Devlog by @Ansh904

@Ansh904 on Pokedex · about 2 months ago

10h 26m 13s logged

Heyy Everyone

Pokedex Devlog 2 !!!

The selenium scraper is finally complete and it is working perfectly, except it hits a captcha some times, though it is rare.

I started building this scraper without any knowledge of selenium. I started with a very basic bot that went to google and typed pokedex, I slowly added more features like using headless mode and WebDriverWait instead of hardcoded time delays. I once crashed my computer while printing the encrypted source code of the google result, XD. But I was also encountering captchas a lot so I switched to undetected_chromedriver and gave it a user agent string so that it won’t be flagged.

My first bot was able to scrape the headers of the google search result. I then moved to an image scraping bot, The first version was very simple, It simply went to google images and downloaded every img tag that it could find. However, regardless of the target it scrapped only 21 images, the first being the google logo. This was because of lazy loading.

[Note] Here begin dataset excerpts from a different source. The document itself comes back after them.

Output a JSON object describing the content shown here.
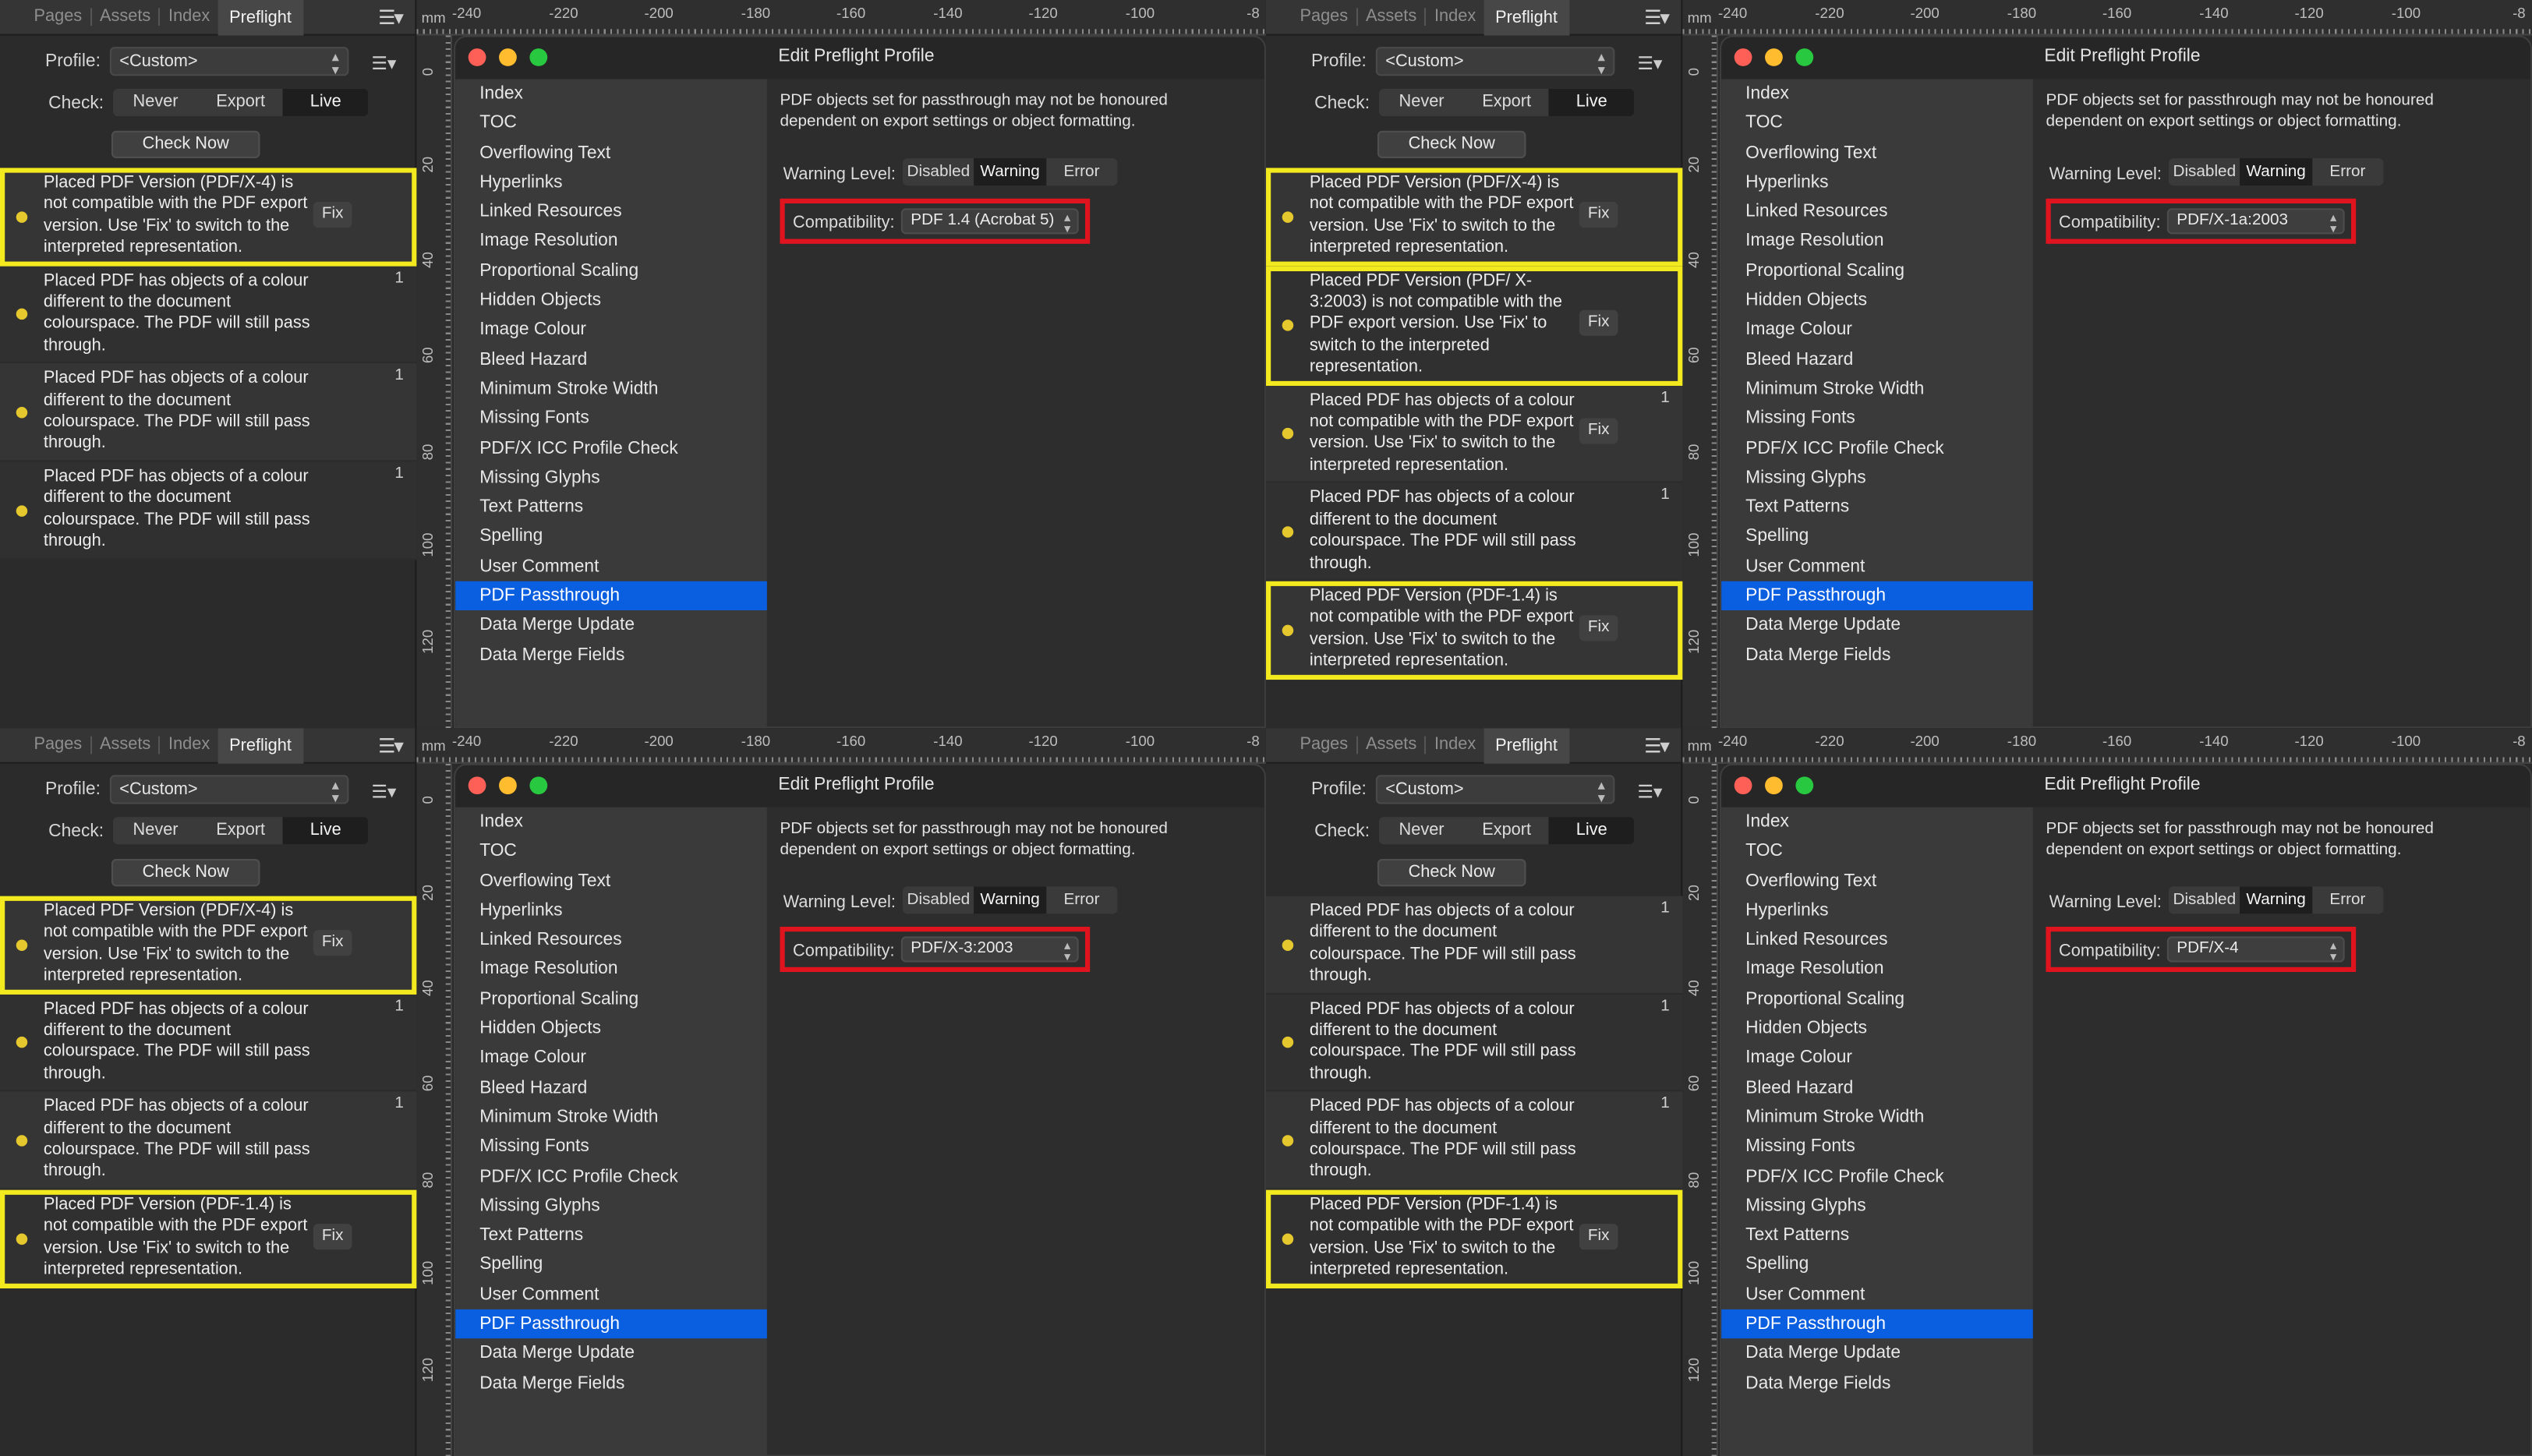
{
  "common": {
    "tabs": [
      "Pages",
      "Assets",
      "Index",
      "Preflight"
    ],
    "panel_menu_icon": "hamburger-menu-icon",
    "profile_label": "Profile:",
    "profile_value": "<Custom>",
    "check_label": "Check:",
    "check_options": [
      "Never",
      "Export",
      "Live"
    ],
    "check_now": "Check Now",
    "fix_label": "Fix",
    "ruler_unit": "mm",
    "ruler_top_ticks": [
      "-240",
      "-220",
      "-200",
      "-180",
      "-160",
      "-140",
      "-120",
      "-100",
      "-8"
    ],
    "ruler_left_ticks": [
      "0",
      "20",
      "40",
      "60",
      "80",
      "100",
      "120"
    ],
    "dialog_title": "Edit Preflight Profile",
    "dialog_items": [
      "Index",
      "TOC",
      "Overflowing Text",
      "Hyperlinks",
      "Linked Resources",
      "Image Resolution",
      "Proportional Scaling",
      "Hidden Objects",
      "Image Colour",
      "Bleed Hazard",
      "Minimum Stroke Width",
      "Missing Fonts",
      "PDF/X ICC Profile Check",
      "Missing Glyphs",
      "Text Patterns",
      "Spelling",
      "User Comment",
      "PDF Passthrough",
      "Data Merge Update",
      "Data Merge Fields"
    ],
    "selected_item": "PDF Passthrough",
    "description": "PDF objects set for passthrough may not be honoured dependent on export settings or object formatting.",
    "warning_level_label": "Warning Level:",
    "warning_levels": [
      "Disabled",
      "Warning",
      "Error"
    ],
    "warning_level_selected": "Warning",
    "compatibility_label": "Compatibility:",
    "highlight_color": "#f2ea1f",
    "compat_highlight_color": "#e0141f",
    "selection_color": "#0a5ee0"
  },
  "quadrants": [
    {
      "compatibility": "PDF 1.4 (Acrobat 5)",
      "issues": [
        {
          "text": "Placed PDF Version (PDF/X-4) is not compatible with the PDF export version. Use 'Fix' to switch to the interpreted representation.",
          "fix": true,
          "count": "",
          "highlight": true
        },
        {
          "text": "Placed PDF has objects of a colour different to the document colourspace. The PDF will still pass through.",
          "fix": false,
          "count": "1",
          "highlight": false
        },
        {
          "text": "Placed PDF has objects of a colour different to the document colourspace. The PDF will still pass through.",
          "fix": false,
          "count": "1",
          "highlight": false
        },
        {
          "text": "Placed PDF has objects of a colour different to the document colourspace. The PDF will still pass through.",
          "fix": false,
          "count": "1",
          "highlight": false
        }
      ]
    },
    {
      "compatibility": "PDF/X-1a:2003",
      "issues": [
        {
          "text": "Placed PDF Version (PDF/X-4) is not compatible with the PDF export version. Use 'Fix' to switch to the interpreted representation.",
          "fix": true,
          "count": "",
          "highlight": true
        },
        {
          "text": "Placed PDF Version (PDF/ X-3:2003) is not compatible with the PDF export version. Use 'Fix' to switch to the interpreted representation.",
          "fix": true,
          "count": "",
          "highlight": true
        },
        {
          "text": "Placed PDF has objects of a colour not compatible with the PDF export version. Use 'Fix' to switch to the interpreted representation.",
          "fix": true,
          "count": "1",
          "highlight": false
        },
        {
          "text": "Placed PDF has objects of a colour different to the document colourspace. The PDF will still pass through.",
          "fix": false,
          "count": "1",
          "highlight": false
        },
        {
          "text": "Placed PDF Version (PDF-1.4) is not compatible with the PDF export version. Use 'Fix' to switch to the interpreted representation.",
          "fix": true,
          "count": "",
          "highlight": true
        }
      ]
    },
    {
      "compatibility": "PDF/X-3:2003",
      "issues": [
        {
          "text": "Placed PDF Version (PDF/X-4) is not compatible with the PDF export version. Use 'Fix' to switch to the interpreted representation.",
          "fix": true,
          "count": "",
          "highlight": true
        },
        {
          "text": "Placed PDF has objects of a colour different to the document colourspace. The PDF will still pass through.",
          "fix": false,
          "count": "1",
          "highlight": false
        },
        {
          "text": "Placed PDF has objects of a colour different to the document colourspace. The PDF will still pass through.",
          "fix": false,
          "count": "1",
          "highlight": false
        },
        {
          "text": "Placed PDF Version (PDF-1.4) is not compatible with the PDF export version. Use 'Fix' to switch to the interpreted representation.",
          "fix": true,
          "count": "",
          "highlight": true
        }
      ]
    },
    {
      "compatibility": "PDF/X-4",
      "issues": [
        {
          "text": "Placed PDF has objects of a colour different to the document colourspace. The PDF will still pass through.",
          "fix": false,
          "count": "1",
          "highlight": false
        },
        {
          "text": "Placed PDF has objects of a colour different to the document colourspace. The PDF will still pass through.",
          "fix": false,
          "count": "1",
          "highlight": false
        },
        {
          "text": "Placed PDF has objects of a colour different to the document colourspace. The PDF will still pass through.",
          "fix": false,
          "count": "1",
          "highlight": false
        },
        {
          "text": "Placed PDF Version (PDF-1.4) is not compatible with the PDF export version. Use 'Fix' to switch to the interpreted representation.",
          "fix": true,
          "count": "",
          "highlight": true
        }
      ]
    }
  ]
}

To fix this I implemented an infinite scrolling loop that scrolled until it reached the end of the page or hit the target. But it still wasn’t near the target, after running the script without headless mode, I found out that the user agent string I gave it was of chrome 91, that was released in 2021, after switching to a newer version, chrome 135, it was able to complete it’s target but it was also downloading junk images like logos, icons or spacers that were present inside the search result.

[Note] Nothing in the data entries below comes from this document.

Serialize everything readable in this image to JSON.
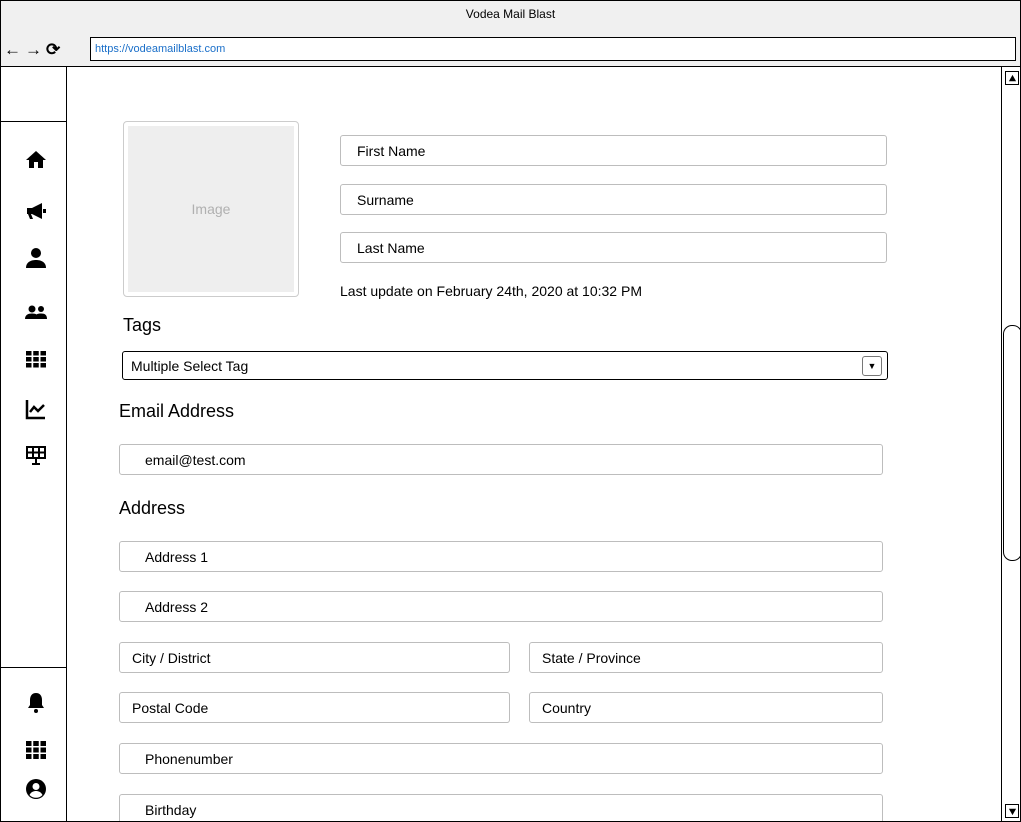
{
  "window": {
    "title": "Vodea Mail Blast",
    "url": "https://vodeamailblast.com"
  },
  "nav": {
    "back_icon": "arrow-left-icon",
    "forward_icon": "arrow-right-icon",
    "reload_icon": "reload-icon",
    "back": "←",
    "forward": "→",
    "reload": "⟳"
  },
  "sidebar": {
    "top_items": [
      "home-icon",
      "megaphone-icon",
      "user-icon",
      "users-icon",
      "grid-icon",
      "chart-icon",
      "presentation-icon"
    ],
    "bottom_items": [
      "bell-icon",
      "apps-icon",
      "account-circle-icon"
    ]
  },
  "profile": {
    "image_label": "Image",
    "first_name": "First Name",
    "surname": "Surname",
    "last_name": "Last Name",
    "last_update": "Last update on February 24th, 2020 at 10:32 PM"
  },
  "tags": {
    "heading": "Tags",
    "select_value": "Multiple Select Tag"
  },
  "email": {
    "heading": "Email Address",
    "value": "email@test.com"
  },
  "address": {
    "heading": "Address",
    "address1": "Address 1",
    "address2": "Address 2",
    "city": "City / District",
    "state": "State / Province",
    "postal": "Postal Code",
    "country": "Country",
    "phone": "Phonenumber",
    "birthday": "Birthday"
  }
}
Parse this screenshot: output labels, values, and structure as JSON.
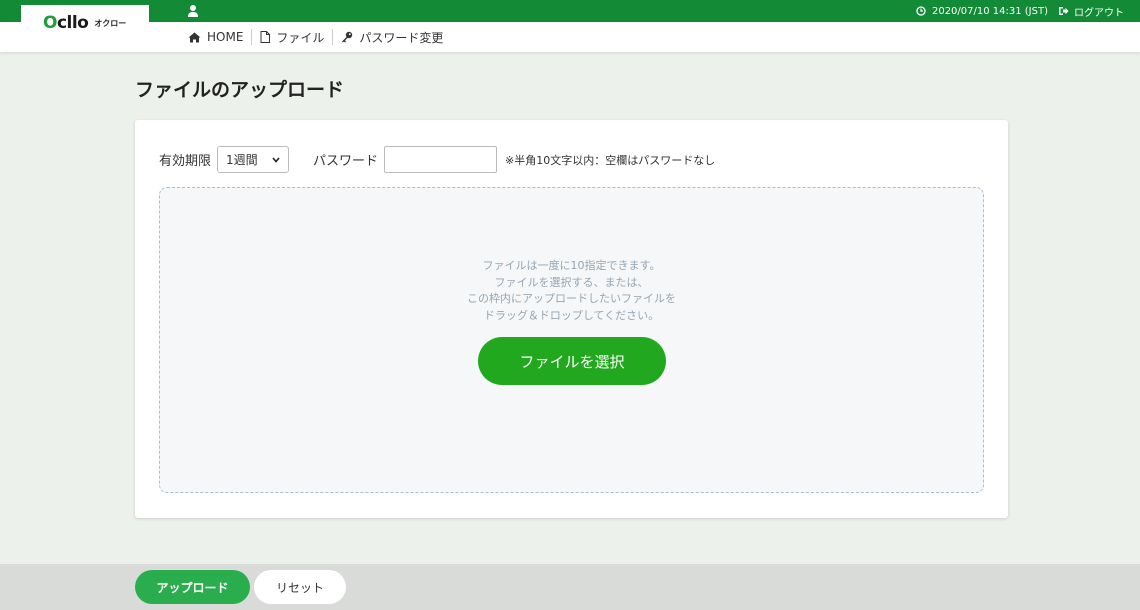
{
  "header": {
    "logo_text": "cllo",
    "logo_subtitle": "オクロー",
    "datetime": "2020/07/10 14:31 (JST)",
    "logout_label": "ログアウト"
  },
  "nav": {
    "items": [
      {
        "label": "HOME",
        "icon": "home-icon"
      },
      {
        "label": "ファイル",
        "icon": "file-icon"
      },
      {
        "label": "パスワード変更",
        "icon": "key-icon"
      }
    ]
  },
  "page": {
    "title": "ファイルのアップロード"
  },
  "form": {
    "expiry_label": "有効期限",
    "expiry_value": "1週間",
    "password_label": "パスワード",
    "password_value": "",
    "password_note": "※半角10文字以内：空欄はパスワードなし"
  },
  "dropzone": {
    "lines": [
      "ファイルは一度に10指定できます。",
      "ファイルを選択する、または、",
      "この枠内にアップロードしたいファイルを",
      "ドラッグ＆ドロップしてください。"
    ],
    "select_button": "ファイルを選択"
  },
  "footer": {
    "upload_button": "アップロード",
    "reset_button": "リセット"
  },
  "colors": {
    "brand_green": "#138a36",
    "button_green": "#22a81e",
    "upload_green": "#2aad4c",
    "dropzone_border": "#a9bed3"
  }
}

I spent 2 days fixing this problem, trying to point towards the image tags of the thubmnail images we see in google images. I wanted to write a code that would work everytime, that is why i couldn’t just point towards the ever changing classname of the img tag. I tried targeting imgs inside specific divs like img inside the div with role of listitems or img tags whose href attribute started with “/imgres” but it didnt worked. After a lot of tries I was able to get it right by targetting the img inside the div with role of main and whose dimensions are more that 100*100px. It worked like a charm. I then quickly made it in the form of a function and gave it 10 pokemons with target of 100 imgs each and boom I got 1000 images in total.

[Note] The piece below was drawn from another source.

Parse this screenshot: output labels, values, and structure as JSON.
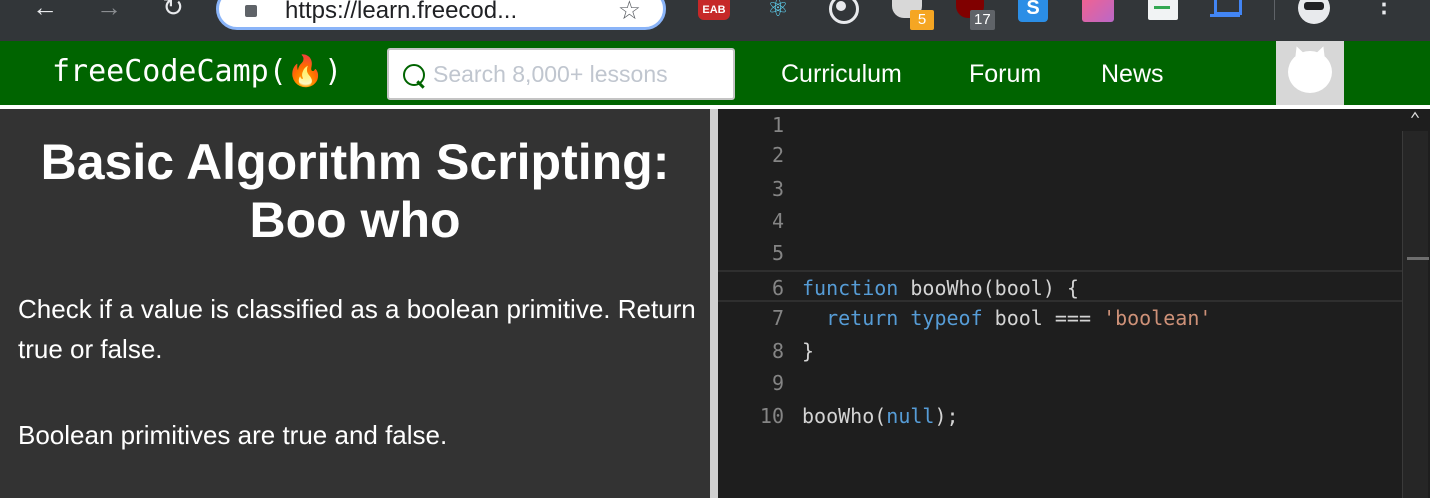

I have also decided that labelling 15,100 images would take ridiculously long and the accuracy of the model would also be not accurate. So instead I am building a classification model and labelling it would be easy I am downloading the pokemon images inside the folder with their name. So now that I don’t have to worry about spending hours downloading or labelling them, I would use 500 images per pokemon and create a much accurate model. Currently I am running the script over all pokemons in gen 1, 151 in total, It has reached till Rattata, pokedex number - 19, that means images of 18 out of 151 pokemon are downloaded. I will keep the script running until all are complete and start training the classification model tomorrow.